La Sécurité sociale de l’alimentation consiste à créer de nouveaux droits sociaux visant à assurer conjointement un droit à l’alimentation, des droits aux producteurs d’alimentation et la protection de l’environnement. Le débat continue avec le point de vue de Tanguy Martin, membre d’Ingénieurs sans frontières-Agrista/Collectif pour une sécurité sociale de l’alimentation.

Revivifier l’arbre de la sécu par l’ajout d’une branche alimentation

Par Tanguy Martin. Publié le 28 novembre 2023 par la revue Les possibles

En 2021 était votée la Loi pour l’équilibre des relations commerciales dans le secteur agricole et alimentaire et une alimentation saine, durable et accessible à tous, dite « Egalim 2 ». On allait voir ce qu’on allait voir, les agriculteur·rices seraient mieux payé·es, les consommateur·rices pourraient manger sainement à leur faim, le capitalisme alimentaire en sortirait moralisé, et tout le monde serait rasé gratis. Patatras, en 2022 et 2023, l’inflation est repartie à la hausse, particulièrement pour le prix des denrées alimentaires. Et ce n’est pas dû qu’au prix de l’énergie, et certainement pas au relèvement des revenus des agriculteurs, qui n’a pas eu lieu. Entre fin 2021 et début 2023, le taux de marge des industries agroalimentaires est passé de 28 à 48 %. Ces marges ont aussi augmenté dans la distribution, par exemple de plus de 57 % pour les pâtes, la guerre en Ukraine a bon dos !
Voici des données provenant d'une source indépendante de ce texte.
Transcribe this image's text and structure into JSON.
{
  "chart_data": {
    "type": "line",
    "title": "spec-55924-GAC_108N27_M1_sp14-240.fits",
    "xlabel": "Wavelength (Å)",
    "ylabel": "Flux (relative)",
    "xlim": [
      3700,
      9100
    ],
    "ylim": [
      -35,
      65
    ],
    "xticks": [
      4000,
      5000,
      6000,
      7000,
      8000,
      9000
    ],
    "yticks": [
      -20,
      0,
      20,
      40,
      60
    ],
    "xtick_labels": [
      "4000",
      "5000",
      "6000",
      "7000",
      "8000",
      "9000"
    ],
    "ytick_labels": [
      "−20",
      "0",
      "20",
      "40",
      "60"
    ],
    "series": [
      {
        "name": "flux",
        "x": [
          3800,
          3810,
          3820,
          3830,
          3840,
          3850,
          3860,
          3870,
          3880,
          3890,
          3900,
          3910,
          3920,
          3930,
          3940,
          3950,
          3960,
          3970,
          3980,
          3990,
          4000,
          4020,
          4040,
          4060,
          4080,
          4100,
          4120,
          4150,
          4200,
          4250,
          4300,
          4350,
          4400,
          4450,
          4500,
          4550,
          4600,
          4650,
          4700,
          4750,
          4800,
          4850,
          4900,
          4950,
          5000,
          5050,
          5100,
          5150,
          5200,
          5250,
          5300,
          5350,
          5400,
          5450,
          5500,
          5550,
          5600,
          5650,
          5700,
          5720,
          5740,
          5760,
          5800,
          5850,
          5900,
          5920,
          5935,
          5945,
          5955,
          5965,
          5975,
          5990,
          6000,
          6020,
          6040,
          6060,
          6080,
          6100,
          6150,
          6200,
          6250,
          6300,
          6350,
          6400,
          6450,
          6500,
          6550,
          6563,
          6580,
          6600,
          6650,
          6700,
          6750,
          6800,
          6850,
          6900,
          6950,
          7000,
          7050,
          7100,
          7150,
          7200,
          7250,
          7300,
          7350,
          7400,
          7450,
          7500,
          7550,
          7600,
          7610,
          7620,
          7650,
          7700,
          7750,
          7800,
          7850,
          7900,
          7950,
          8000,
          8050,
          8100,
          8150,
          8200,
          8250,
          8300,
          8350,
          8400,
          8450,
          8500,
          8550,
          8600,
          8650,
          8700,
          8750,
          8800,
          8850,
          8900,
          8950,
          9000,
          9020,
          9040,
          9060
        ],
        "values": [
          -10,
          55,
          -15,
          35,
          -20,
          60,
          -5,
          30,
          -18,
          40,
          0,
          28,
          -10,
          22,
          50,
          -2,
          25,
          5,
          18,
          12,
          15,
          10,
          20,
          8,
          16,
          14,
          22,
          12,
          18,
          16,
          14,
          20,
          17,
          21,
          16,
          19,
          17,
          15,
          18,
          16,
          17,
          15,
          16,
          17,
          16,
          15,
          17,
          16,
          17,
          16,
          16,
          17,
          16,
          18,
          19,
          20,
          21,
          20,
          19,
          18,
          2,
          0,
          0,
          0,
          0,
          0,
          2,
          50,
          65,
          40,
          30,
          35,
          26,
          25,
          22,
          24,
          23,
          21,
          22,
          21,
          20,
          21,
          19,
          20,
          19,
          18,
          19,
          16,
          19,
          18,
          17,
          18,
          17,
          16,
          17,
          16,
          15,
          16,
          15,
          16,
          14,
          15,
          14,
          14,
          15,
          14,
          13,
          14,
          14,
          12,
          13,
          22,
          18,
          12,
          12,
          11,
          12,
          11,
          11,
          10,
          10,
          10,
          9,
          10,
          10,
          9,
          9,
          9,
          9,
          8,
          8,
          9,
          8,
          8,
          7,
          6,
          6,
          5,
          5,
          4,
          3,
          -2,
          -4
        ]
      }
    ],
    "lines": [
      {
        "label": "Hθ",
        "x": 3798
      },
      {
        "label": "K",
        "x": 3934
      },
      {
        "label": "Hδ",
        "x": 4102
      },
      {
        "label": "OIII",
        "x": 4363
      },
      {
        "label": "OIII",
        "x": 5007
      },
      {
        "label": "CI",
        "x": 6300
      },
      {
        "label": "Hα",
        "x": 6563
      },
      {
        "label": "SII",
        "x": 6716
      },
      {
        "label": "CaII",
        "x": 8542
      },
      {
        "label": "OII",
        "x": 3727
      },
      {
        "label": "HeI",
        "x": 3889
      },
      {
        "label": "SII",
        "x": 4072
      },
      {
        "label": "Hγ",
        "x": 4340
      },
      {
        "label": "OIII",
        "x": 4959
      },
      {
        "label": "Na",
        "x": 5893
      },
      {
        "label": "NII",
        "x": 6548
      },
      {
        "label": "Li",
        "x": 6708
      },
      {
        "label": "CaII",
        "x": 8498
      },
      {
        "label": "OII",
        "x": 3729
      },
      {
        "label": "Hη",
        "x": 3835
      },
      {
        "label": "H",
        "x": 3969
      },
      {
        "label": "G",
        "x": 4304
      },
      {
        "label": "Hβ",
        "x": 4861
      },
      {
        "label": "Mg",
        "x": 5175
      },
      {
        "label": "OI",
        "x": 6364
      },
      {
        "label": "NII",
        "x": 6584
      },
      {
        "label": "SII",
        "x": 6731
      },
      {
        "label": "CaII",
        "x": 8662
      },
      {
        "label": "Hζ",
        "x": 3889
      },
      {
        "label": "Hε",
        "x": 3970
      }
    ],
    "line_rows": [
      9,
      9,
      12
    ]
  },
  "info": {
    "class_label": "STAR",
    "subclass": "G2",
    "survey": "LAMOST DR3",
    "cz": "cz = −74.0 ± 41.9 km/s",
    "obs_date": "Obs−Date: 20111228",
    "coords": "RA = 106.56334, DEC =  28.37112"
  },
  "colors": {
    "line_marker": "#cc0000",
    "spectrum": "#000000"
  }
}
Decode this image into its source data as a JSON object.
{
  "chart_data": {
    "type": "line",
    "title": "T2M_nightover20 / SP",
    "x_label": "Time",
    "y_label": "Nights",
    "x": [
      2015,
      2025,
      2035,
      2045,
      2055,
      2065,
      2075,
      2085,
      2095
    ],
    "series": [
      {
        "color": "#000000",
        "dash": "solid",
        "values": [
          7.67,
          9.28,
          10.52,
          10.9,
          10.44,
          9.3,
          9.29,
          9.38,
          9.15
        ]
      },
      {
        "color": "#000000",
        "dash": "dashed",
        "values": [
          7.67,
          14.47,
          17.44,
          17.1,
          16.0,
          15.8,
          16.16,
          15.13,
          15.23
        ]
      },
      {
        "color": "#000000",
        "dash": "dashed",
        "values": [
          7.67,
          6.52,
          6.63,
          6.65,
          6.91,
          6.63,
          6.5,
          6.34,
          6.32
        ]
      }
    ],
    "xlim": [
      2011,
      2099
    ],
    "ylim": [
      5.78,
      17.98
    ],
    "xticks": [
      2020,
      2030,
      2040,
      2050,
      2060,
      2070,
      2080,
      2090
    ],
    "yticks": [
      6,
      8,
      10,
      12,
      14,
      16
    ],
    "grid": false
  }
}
Le capitalisme profiteur de faim

« Pourquoi achèteraient-ils des oranges à vingt cents la douzaine, s’il leur suffit de prendre leur voiture et d’aller en ramasser pour rien ? Alors des hommes armés de lances d’arrosage aspergent de pétrole les tas d’oranges, et ces hommes sont furieux d’avoir à commettre ce crime et leur colère se tourne contre les gens qui sont venus pour ramasser les oranges. Un million d’affamés ont besoin de fruits, et on arrose de pétrole les montagnes dorées. […] Il y a là un crime si monstrueux qu’il dépasse l’entendement. »
John Steinbeck, Les raisins de la colère, 1939

 

La « main invisible du marché », quand elle charrie de la nourriture, peine encore et toujours à trouver le chemin pour la porter jusqu’aux lèvres du peuple. Et ce n’est pas restreint à la grande dépression si bien décrite sous la plume de John Steinbeck. Encore aujourd’hui, l’invasion de l’Ukraine par la Russie renforce l’insécurité alimentaire mondiale, alors que l’on produit assez pour nourrir une fois et demie l’humanité. Manque de chance, une partie de cette dernière n’est pas solvable, surtout lorsque des banques et des fonds d’investissement ont décidé de spéculer sur les grains.

C’est qu’en régime capitaliste, on produit de la nourriture, comme toute autre chose, pour faire du profit. Que celle-ci puisse finir dans le ventre de quelqu’un est un effet secondaire, presque heureux. L’agriculture capitaliste s’est désencastrée tant et si bien de la société et des écosystèmes, que même en France, grande puissance agricole et pays supposément « développé », un tiers des mangeurs peine à se « procurer une alimentation saine permettant de faire trois repas par jour »117ᵉ baromètre Ipsos / Secours Populaire : privations et peur du lendemain paru en 2023.